There would likely be an error code with text providing an
explanation. I would probably follow a different debugging
path. Anyway, the session showed:
"EHLO [IPv6:2001:df9::4015:1430:8367:2073:5d0]
501 5.5.4 Invalid domain name"
This is where I go and read RFC 6409 and I find that:
"The MSA SHOULD log message errors, especially apparent
misconfigurations of client software."
And then follow up with RFC 5321 where I find a mention of address
literals. I go and read RFC 4291 which is a Draft Standard. I see
an update in RFC 5952 which is a Proposed Standard. As I was told
that the Internet runs on Proposed Standards that update must be
right. I see the following:
"The recommendation in this section SHOULD be followed by systems
when generating an address to be represented as text, but all
implementations MUST accept and be able to handle any legitimate
[RFC4291] format."
Back to the detective story:
"The writing if RFC5952 is incredibly sloppy for a Proposed Standard"
I look at the write-up:
"The 6MAN working group reviewed and discussed this document several
times. There is a strong consensus to move this forward."
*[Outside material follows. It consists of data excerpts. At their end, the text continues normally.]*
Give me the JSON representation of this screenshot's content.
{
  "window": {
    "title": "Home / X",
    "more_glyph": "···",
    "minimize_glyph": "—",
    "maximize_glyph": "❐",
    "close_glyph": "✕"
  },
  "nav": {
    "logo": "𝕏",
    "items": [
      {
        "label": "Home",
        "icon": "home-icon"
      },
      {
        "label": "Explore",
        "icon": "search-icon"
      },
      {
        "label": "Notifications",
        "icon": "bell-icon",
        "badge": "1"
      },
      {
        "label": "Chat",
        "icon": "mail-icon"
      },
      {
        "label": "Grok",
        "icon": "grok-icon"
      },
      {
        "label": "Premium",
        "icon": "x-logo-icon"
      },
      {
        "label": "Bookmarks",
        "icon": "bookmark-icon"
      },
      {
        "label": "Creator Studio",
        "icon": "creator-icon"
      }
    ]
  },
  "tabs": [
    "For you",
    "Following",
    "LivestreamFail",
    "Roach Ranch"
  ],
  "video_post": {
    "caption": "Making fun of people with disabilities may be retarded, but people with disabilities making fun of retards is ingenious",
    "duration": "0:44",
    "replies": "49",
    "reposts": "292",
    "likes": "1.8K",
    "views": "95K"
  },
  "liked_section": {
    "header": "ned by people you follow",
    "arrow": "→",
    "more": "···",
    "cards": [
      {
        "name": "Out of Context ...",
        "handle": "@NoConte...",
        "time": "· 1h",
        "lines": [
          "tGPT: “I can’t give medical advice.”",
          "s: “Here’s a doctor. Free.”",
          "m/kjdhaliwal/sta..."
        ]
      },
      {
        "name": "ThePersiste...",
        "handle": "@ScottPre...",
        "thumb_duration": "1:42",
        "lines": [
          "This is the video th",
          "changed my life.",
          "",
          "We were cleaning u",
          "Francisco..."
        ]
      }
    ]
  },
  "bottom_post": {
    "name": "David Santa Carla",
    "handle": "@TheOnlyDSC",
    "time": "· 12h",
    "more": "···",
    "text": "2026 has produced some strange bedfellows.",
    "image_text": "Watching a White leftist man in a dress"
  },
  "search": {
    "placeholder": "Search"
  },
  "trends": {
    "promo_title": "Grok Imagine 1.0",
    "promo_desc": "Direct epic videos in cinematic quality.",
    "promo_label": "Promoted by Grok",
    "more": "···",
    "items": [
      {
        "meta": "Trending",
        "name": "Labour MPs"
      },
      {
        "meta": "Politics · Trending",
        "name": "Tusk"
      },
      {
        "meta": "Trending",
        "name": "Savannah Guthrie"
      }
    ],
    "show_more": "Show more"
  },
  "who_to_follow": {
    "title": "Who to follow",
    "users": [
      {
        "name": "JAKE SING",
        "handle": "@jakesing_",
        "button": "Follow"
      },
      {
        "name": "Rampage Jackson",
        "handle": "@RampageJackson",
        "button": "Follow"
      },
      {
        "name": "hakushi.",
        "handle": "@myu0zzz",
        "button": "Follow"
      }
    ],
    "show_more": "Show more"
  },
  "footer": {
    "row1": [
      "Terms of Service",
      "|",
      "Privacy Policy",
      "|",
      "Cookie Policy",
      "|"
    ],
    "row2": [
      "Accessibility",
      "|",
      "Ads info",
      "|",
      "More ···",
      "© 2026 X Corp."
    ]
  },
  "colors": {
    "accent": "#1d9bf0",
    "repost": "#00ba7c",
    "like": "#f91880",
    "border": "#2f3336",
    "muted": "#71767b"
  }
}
"This document has been reviewed by key members of the 6MAN working
group and the chairs."
I look at the IESG evaluation and I see:
"Language & grammar are rough."
Between you and me, these Area Directors are trouble-makers. :-)
I verify compliance (2010), RFC 2821, RFC 4409; there isn't any
mention of the IPv6 specifications mentioned in the detective story.
There are people out there who have to fix problems like this. There
are people out there who have to read those specifications and figure
out where is the head and where is the tail.